1. Field of the Invention
The present invention concerns a method to detect position changes of a medical wherein x-ray detectable markers are arranged in the environment of the implant, and wherein a positional change of the implant is checked using 2D x-ray exposures at temporal intervals of a region containing the implant, using a distribution of the markers in each 2D x-ray exposure, with a first of the 2D x-ray exposures being obtained at a first point in time from one projection direction, and a second of the 2D x-ray exposures being obtained at a second point in time from another projection direction. The invention also concerns an x-ray system fashioned for implementation of the method.
2. Description of the Prior Art
Supervision of the change of the position of implants, in particular the position of implanted prostheses, is an important post-operative measure in order to be able to undertake timely corrections and to prevent complications. Immediately after the implantation of artificial joints, the prosthesis can loosen in the course of time due to weakening of the materials used. In order to recognize this loosening, in the implantation, in addition to the prosthesis, small metal spheres that can be clearly localized in x-ray exposures of this region are placed in the bones bordering the prosthesis. A shifting of the artificial joint relative to the bones can be detected in the x-ray exposure with these metal spheres serving as markers. Such a shifting is an indicator of the loosening of the artificial joint.

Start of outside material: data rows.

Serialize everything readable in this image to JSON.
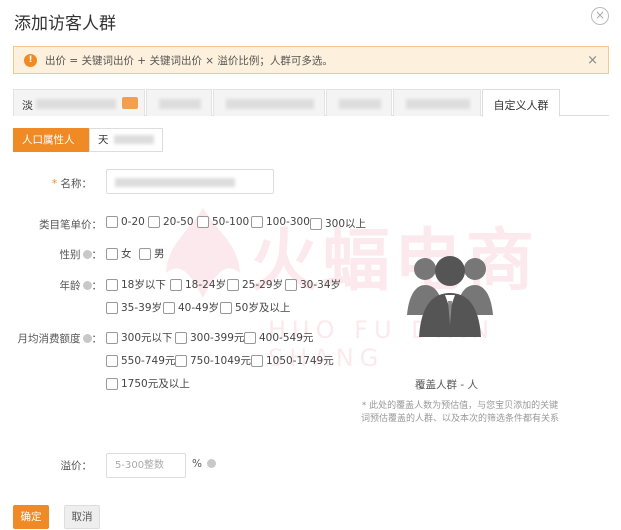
{
  "dialog": {
    "title": "添加访客人群",
    "close_icon": "×"
  },
  "alert": {
    "icon": "!",
    "text": "出价 = 关键词出价 + 关键词出价 × 溢价比例；人群可多选。",
    "close_icon": "×"
  },
  "tabs": [
    {
      "label": "淡"
    },
    {
      "label": ""
    },
    {
      "label": ""
    },
    {
      "label": ""
    },
    {
      "label": ""
    },
    {
      "label": "自定义人群",
      "active": true
    }
  ],
  "subtabs": [
    {
      "label": "人口属性人群",
      "active": true
    },
    {
      "label": "天"
    }
  ],
  "form": {
    "name_required": "*",
    "name_label": "名称：",
    "price_label": "类目笔单价：",
    "price_options": [
      "0-20",
      "20-50",
      "50-100",
      "100-300",
      "300以上"
    ],
    "gender_label": "性别",
    "gender_colon": "：",
    "gender_options": [
      "女",
      "男"
    ],
    "age_label": "年龄",
    "age_colon": "：",
    "age_options": [
      "18岁以下",
      "18-24岁",
      "25-29岁",
      "30-34岁",
      "35-39岁",
      "40-49岁",
      "50岁及以上"
    ],
    "spend_label": "月均消费额度",
    "spend_colon": "：",
    "spend_options": [
      "300元以下",
      "300-399元",
      "400-549元",
      "550-749元",
      "750-1049元",
      "1050-1749元",
      "1750元及以上"
    ],
    "premium_label": "溢价：",
    "premium_placeholder": "5-300整数",
    "premium_unit": "%"
  },
  "coverage": {
    "text": "覆盖人群 - 人",
    "note": "* 此处的覆盖人数为预估值，与您宝贝添加的关键词预估覆盖的人群、以及本次的筛选条件都有关系"
  },
  "watermark": {
    "main": "火蝠电商",
    "sub": "HUO FU DIAN SHANG"
  },
  "actions": {
    "confirm": "确定",
    "cancel": "取消"
  },
  "colors": {
    "accent": "#f08a24",
    "alert_bg": "#fdf0dc"
  }
}
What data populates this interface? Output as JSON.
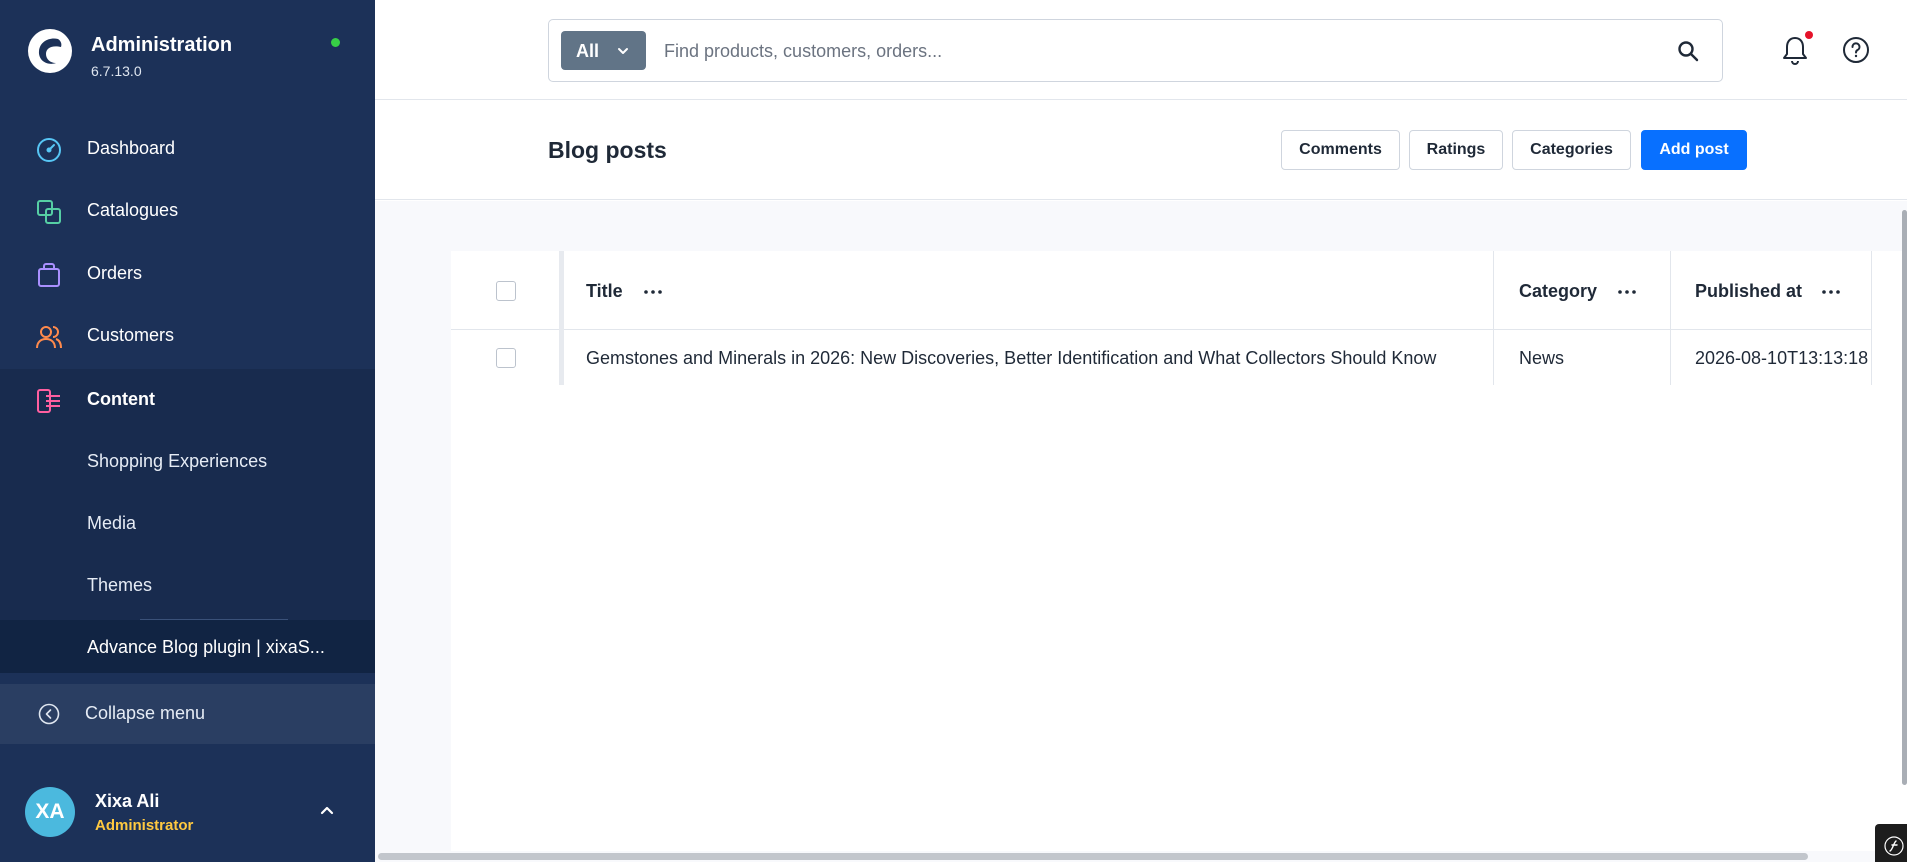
{
  "sidebar": {
    "brand_title": "Administration",
    "brand_version": "6.7.13.0",
    "items": [
      {
        "label": "Dashboard",
        "icon": "dashboard-icon",
        "color": "#57c6f5"
      },
      {
        "label": "Catalogues",
        "icon": "catalogues-icon",
        "color": "#56cfa4"
      },
      {
        "label": "Orders",
        "icon": "orders-icon",
        "color": "#a990ff"
      },
      {
        "label": "Customers",
        "icon": "customers-icon",
        "color": "#ff8a4c"
      },
      {
        "label": "Content",
        "icon": "content-icon",
        "color": "#ff5fa0"
      }
    ],
    "sub_items": [
      "Shopping Experiences",
      "Media",
      "Themes"
    ],
    "active_sub": "Advance Blog plugin | xixaS...",
    "collapse_label": "Collapse menu",
    "user": {
      "initials": "XA",
      "name": "Xixa Ali",
      "role": "Administrator"
    }
  },
  "header": {
    "search_type": "All",
    "search_placeholder": "Find products, customers, orders..."
  },
  "page": {
    "title": "Blog posts",
    "buttons": {
      "comments": "Comments",
      "ratings": "Ratings",
      "categories": "Categories",
      "add": "Add post"
    }
  },
  "grid": {
    "columns": [
      "Title",
      "Category",
      "Published at"
    ],
    "rows": [
      {
        "title": "Gemstones and Minerals in 2026: New Discoveries, Better Identification and What Collectors Should Know",
        "category": "News",
        "published": "2026-08-10T13:13:18"
      }
    ]
  },
  "colors": {
    "sidebar": "#1c3158",
    "primary": "#0870ff",
    "online": "#37d046",
    "role": "#ffc940"
  }
}
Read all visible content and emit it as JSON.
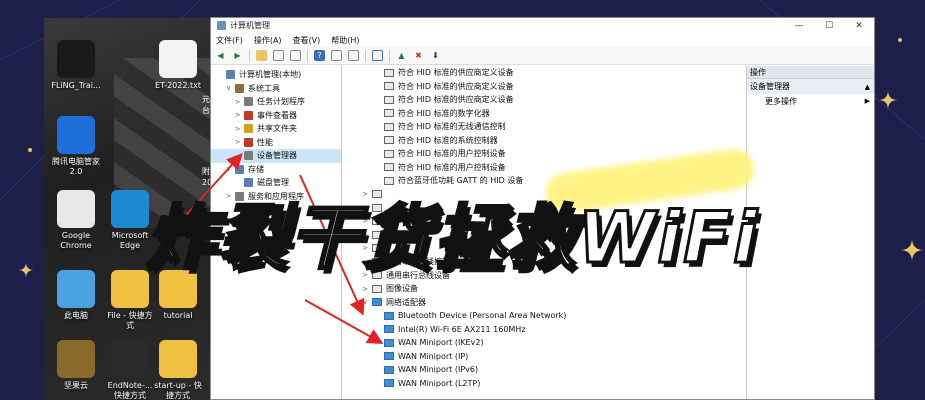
{
  "window": {
    "title": "计算机管理",
    "controls": [
      "—",
      "☐",
      "✕"
    ]
  },
  "menu": [
    "文件(F)",
    "操作(A)",
    "查看(V)",
    "帮助(H)"
  ],
  "tree": [
    {
      "label": "计算机管理(本地)",
      "indent": 0,
      "expander": "",
      "color": "#5b7fb0"
    },
    {
      "label": "系统工具",
      "indent": 1,
      "expander": "∨",
      "color": "#8a6d3b"
    },
    {
      "label": "任务计划程序",
      "indent": 2,
      "expander": ">",
      "color": "#7a7a7a"
    },
    {
      "label": "事件查看器",
      "indent": 2,
      "expander": ">",
      "color": "#c0392b"
    },
    {
      "label": "共享文件夹",
      "indent": 2,
      "expander": ">",
      "color": "#d4a017"
    },
    {
      "label": "性能",
      "indent": 2,
      "expander": ">",
      "color": "#c0392b"
    },
    {
      "label": "设备管理器",
      "indent": 2,
      "expander": "",
      "color": "#7a7a7a",
      "selected": true
    },
    {
      "label": "存储",
      "indent": 1,
      "expander": "∨",
      "color": "#5b7fb0"
    },
    {
      "label": "磁盘管理",
      "indent": 2,
      "expander": "",
      "color": "#5b7fb0"
    },
    {
      "label": "服务和应用程序",
      "indent": 1,
      "expander": ">",
      "color": "#7a7a7a"
    }
  ],
  "devices": [
    {
      "label": "符合 HID 标准的供应商定义设备",
      "type": "hid",
      "indent": 2,
      "expander": ""
    },
    {
      "label": "符合 HID 标准的供应商定义设备",
      "type": "hid",
      "indent": 2,
      "expander": ""
    },
    {
      "label": "符合 HID 标准的供应商定义设备",
      "type": "hid",
      "indent": 2,
      "expander": ""
    },
    {
      "label": "符合 HID 标准的数字化器",
      "type": "hid",
      "indent": 2,
      "expander": ""
    },
    {
      "label": "符合 HID 标准的无线通信控制",
      "type": "hid",
      "indent": 2,
      "expander": ""
    },
    {
      "label": "符合 HID 标准的系统控制器",
      "type": "hid",
      "indent": 2,
      "expander": ""
    },
    {
      "label": "符合 HID 标准的用户控制设备",
      "type": "hid",
      "indent": 2,
      "expander": ""
    },
    {
      "label": "符合 HID 标准的用户控制设备",
      "type": "hid",
      "indent": 2,
      "expander": ""
    },
    {
      "label": "符合蓝牙低功耗 GATT 的 HID 设备",
      "type": "hid",
      "indent": 2,
      "expander": ""
    },
    {
      "label": "",
      "type": "hid",
      "indent": 1,
      "expander": ">"
    },
    {
      "label": "",
      "type": "hid",
      "indent": 1,
      "expander": ">"
    },
    {
      "label": "",
      "type": "hid",
      "indent": 1,
      "expander": ">"
    },
    {
      "label": "",
      "type": "hid",
      "indent": 1,
      "expander": ">"
    },
    {
      "label": "",
      "type": "hid",
      "indent": 1,
      "expander": ">"
    },
    {
      "label": "通用串行总线控制器",
      "type": "hid",
      "indent": 1,
      "expander": ">"
    },
    {
      "label": "通用串行总线设备",
      "type": "hid",
      "indent": 1,
      "expander": ">"
    },
    {
      "label": "图像设备",
      "type": "hid",
      "indent": 1,
      "expander": ">"
    },
    {
      "label": "网络适配器",
      "type": "net",
      "indent": 1,
      "expander": "∨"
    },
    {
      "label": "Bluetooth Device (Personal Area Network)",
      "type": "net",
      "indent": 2,
      "expander": ""
    },
    {
      "label": "Intel(R) Wi-Fi 6E AX211 160MHz",
      "type": "net",
      "indent": 2,
      "expander": ""
    },
    {
      "label": "WAN Miniport (IKEv2)",
      "type": "net",
      "indent": 2,
      "expander": ""
    },
    {
      "label": "WAN Miniport (IP)",
      "type": "net",
      "indent": 2,
      "expander": ""
    },
    {
      "label": "WAN Miniport (IPv6)",
      "type": "net",
      "indent": 2,
      "expander": ""
    },
    {
      "label": "WAN Miniport (L2TP)",
      "type": "net",
      "indent": 2,
      "expander": ""
    }
  ],
  "actions": {
    "header": "操作",
    "section": "设备管理器",
    "item": "更多操作"
  },
  "desktop_icons": [
    {
      "label": "FLiNG_Trai...",
      "color": "#1a1a1a"
    },
    {
      "label": "ET-2022.txt",
      "color": "#f2f2f2"
    },
    {
      "label": "腾讯电脑管家\n2.0",
      "color": "#1e6fd9"
    },
    {
      "label": "Google\nChrome",
      "color": "#e8e8e8"
    },
    {
      "label": "Microsoft\nEdge",
      "color": "#1d8ad6"
    },
    {
      "label": "此电脑",
      "color": "#4aa3e0"
    },
    {
      "label": "File - 快捷方\n式",
      "color": "#f0c040"
    },
    {
      "label": "tutorial",
      "color": "#f0c040"
    },
    {
      "label": "坚果云",
      "color": "#8a6a2a"
    },
    {
      "label": "EndNote-...\n快捷方式",
      "color": "#2a2a2a"
    },
    {
      "label": "start-up - 快\n捷方式",
      "color": "#f0c040"
    }
  ],
  "desktop_side_text": [
    "元",
    "台",
    "附",
    "20"
  ],
  "overlay": {
    "headline": "炸裂干货拯救WiFi",
    "highlight_color": "#fff27a"
  },
  "colors": {
    "background": "#1d1f4a",
    "accent_gold": "#e9c46a",
    "arrow_red": "#e02424",
    "selection": "#cce4f7"
  }
}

A known method for detection of the position change of an implant (as it is described, for example, in Selvik, G., Roentgen stereophotogrammetry, Acta Orthopaedica Scandinavica Supplementum No. 232, Volume 60, 1989, Reprint from the original 1971 thesis) requires the implementation of at least four x-ray exposures with a calibration pattern in order to be able to detect corresponding position changes. For this, at each of regular temporal intervals two 2D x-ray exposures of a region containing the implant are obtained together with the calibration pattern from two projection directions predetermined by the calibration pattern. Corresponding spheres as well as marked points of the implant in the exposures are respectively, manually marked in the 2D x-ray exposures acquired at each interval. With the help of these correspondences, the position of the spheres and marked points in the 2D x-ray exposures and the measurement data of the calibration pattern, a 3D model of the spheres in the bones as well as of the marked points of the implant is generated. The comparison of the 3D model calculated in this manner at each interval with a 3D model calculated earlier or later enables a decision as to whether a position change of the implant has occurred, and what dimension this position change exhibits. The comparison requires the consistent numbering of the individual points or spheres in the 2D x-ray exposures. The method is tedious and additionally stresses the patient with the x-ray dose applied in the x-ray exposures.